National Art School lecturer Rodney Pople was Highly Commended for his work The Last Supper. The judges commented that, “Pople is a great painter of luminosity – energised light. This painting burns slowly and gathers intensity the longer the viewer stays with it.”

Whisper by Indonesian artist Jumaadi was awarded the Inaugural John Coburn Award for Emerging Artists. For the judges, Jumaadi's work was “like a broken- up and laid out manuscript. Evoking the multiplicity of experiences and giving vignettes in the confusing lives of its actors, it references much in art as it does in life which causes one to pause, consider, and yet enjoy its street -wise comic -book illustrations, as well as its deft intelligence. Viewing this work, like judging the Blake prize itself, was like sitting in a gallery of restless stories.” Jumaadi is a Masters of Fine Arts candidate at the National Art School.


Further information on the exhibition is available from the Blake Society at http://www.blakeprize.com.au/

The 56th Blake Prize for Religious Art is on display at the NAS Gallery 30 August – 29 September 2007, Monday – Saturday 10am - 4pm. Please note the NAS Gallery is closed Friday 7th and Saturday 8th September.







Friday, August 17, 2007

Paul Thomas discusses Drawing Breath

In this video from the British Council Paul Thomas discusses works from the exhibition "Drawing Breath: 10 years of the Jerwood Drawing Prize /A Survey Exhibition of Contemporary British Drawing" held at the National Art School Gallery 22 Feb - 13 Apr 2007.

Picasso said, “You should put out the eyes of painters as they do chaffinches so that they can sing more sweetly.” Artist and Jerwood Prize co-founder and judge Paul Thomas explores how great British artists represent the world through drawing and asks, “Why do we all draw so much as children and so little as adults?”

http://podcastuk.org/node/48

Wednesday, July 18, 2007

NAS students win Dymocks Art Prize

Congratulations to Elizabeth Eastland and Fiona Edmeades, who both won prizes in the recent Dymocks Art Prize.

Elizabeth Eastland came first in the painting section with Little Farmers Cay (below). Fiona Edmeades came second in the drawing section with her work Old Friend.

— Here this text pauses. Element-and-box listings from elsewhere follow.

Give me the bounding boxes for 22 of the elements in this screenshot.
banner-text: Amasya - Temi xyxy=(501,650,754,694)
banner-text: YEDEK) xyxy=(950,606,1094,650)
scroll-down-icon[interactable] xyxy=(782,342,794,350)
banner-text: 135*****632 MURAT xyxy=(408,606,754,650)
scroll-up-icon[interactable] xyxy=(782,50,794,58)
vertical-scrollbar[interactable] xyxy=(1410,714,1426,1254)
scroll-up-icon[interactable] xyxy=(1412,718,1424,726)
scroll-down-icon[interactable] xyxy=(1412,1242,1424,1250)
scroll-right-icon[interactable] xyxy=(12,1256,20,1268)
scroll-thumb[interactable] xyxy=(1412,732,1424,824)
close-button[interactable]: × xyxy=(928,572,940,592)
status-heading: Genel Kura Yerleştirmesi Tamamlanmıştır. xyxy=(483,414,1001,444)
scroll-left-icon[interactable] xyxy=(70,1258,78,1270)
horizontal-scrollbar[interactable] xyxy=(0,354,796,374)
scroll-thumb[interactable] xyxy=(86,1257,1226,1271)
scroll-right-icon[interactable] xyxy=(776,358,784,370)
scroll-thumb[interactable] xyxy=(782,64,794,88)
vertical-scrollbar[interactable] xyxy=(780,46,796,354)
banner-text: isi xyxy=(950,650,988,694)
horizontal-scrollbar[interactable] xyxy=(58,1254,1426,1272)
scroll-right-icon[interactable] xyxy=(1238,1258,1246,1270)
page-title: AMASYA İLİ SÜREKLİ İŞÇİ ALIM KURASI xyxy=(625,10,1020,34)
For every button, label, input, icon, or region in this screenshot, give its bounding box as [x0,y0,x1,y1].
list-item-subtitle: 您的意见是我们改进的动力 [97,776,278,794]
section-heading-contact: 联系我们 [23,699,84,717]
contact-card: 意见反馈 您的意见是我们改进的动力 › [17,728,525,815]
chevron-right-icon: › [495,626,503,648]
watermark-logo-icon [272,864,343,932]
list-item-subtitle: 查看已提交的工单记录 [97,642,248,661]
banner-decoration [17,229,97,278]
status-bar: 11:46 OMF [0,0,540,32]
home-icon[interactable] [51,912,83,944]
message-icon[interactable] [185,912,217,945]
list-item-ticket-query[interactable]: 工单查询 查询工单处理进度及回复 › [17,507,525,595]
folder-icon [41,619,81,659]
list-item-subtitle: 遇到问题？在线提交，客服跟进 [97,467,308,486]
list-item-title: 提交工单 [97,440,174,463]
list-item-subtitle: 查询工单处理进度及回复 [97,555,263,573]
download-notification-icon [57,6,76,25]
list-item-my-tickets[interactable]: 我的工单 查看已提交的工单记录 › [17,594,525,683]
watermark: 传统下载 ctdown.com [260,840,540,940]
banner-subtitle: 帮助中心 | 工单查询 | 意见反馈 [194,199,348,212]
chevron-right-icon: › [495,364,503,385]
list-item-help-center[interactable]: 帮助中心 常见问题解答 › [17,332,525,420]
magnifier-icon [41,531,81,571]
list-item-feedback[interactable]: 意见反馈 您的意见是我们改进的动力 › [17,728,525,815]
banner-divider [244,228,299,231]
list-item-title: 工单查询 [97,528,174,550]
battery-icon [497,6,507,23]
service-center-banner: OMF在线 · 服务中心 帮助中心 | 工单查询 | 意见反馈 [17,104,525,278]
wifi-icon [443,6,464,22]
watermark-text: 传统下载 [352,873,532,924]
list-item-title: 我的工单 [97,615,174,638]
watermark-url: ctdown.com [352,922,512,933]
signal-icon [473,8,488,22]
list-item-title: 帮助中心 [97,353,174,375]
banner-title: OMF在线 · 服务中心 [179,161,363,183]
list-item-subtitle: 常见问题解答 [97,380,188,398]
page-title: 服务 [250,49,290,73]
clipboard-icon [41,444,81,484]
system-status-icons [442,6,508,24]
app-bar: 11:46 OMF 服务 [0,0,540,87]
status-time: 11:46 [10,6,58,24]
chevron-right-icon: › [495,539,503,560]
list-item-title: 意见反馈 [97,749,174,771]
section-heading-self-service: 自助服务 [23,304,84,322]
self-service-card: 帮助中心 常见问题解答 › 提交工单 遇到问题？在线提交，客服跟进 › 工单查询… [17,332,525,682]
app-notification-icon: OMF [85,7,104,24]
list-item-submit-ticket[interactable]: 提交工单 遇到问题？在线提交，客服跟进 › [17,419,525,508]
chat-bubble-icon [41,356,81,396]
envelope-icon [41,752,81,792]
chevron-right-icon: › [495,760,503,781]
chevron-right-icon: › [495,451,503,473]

Both had their works displayed in the windows of the Dymocks stationery store, George St, Sydney.

Image: Little Farmers Cay by Elizabeth Eastland

NAS and Darlinghurst Gaol on ABC Radio

ABC Radio National's social history program ‘Hindsight’ is doing a one hour documentary on Darlinghurst Gaol and the National Art School called ‘Penned in Sandstone’(Henry Lawson’s words).

This program will air on ABC Radio National AM576 on Sunday 29th July at 2pm. It will be repeated on Thursday 2nd August at 1pm. It will also be available on CD from NAS Library.

The program includes interviews with Margaret Olley, Norman Hetherington ( Mr Squiggle), Deborah Beck, Christopher Allen, Colin Lanceley and others.

To subscribe to the podcast or download the audio, go to http://www.abc.net.au/rn/hindsight/default.htm

Thankyou to Deborah Beck for passing on this information.

Tuesday, July 17, 2007

Congratulations to Emily Portmann and Joan Cameron-Smith

NAS Honours graduate Emily Portmann has won the John & Margaret Baker Memorial Fellowship. This is an award for an emerging artist of less than five years experience and part of the 2007 NATIONAL PHOTOGRAPHY PRIZE, CONSTRUCTED REALMS: Photography as Theatre

Emily 's work will become part of the Albury City Collection and the work of recent Honours Photography graduate Joan Cameron-Smith was also collected.

If you're in Albury, the exhibition continues until July 8.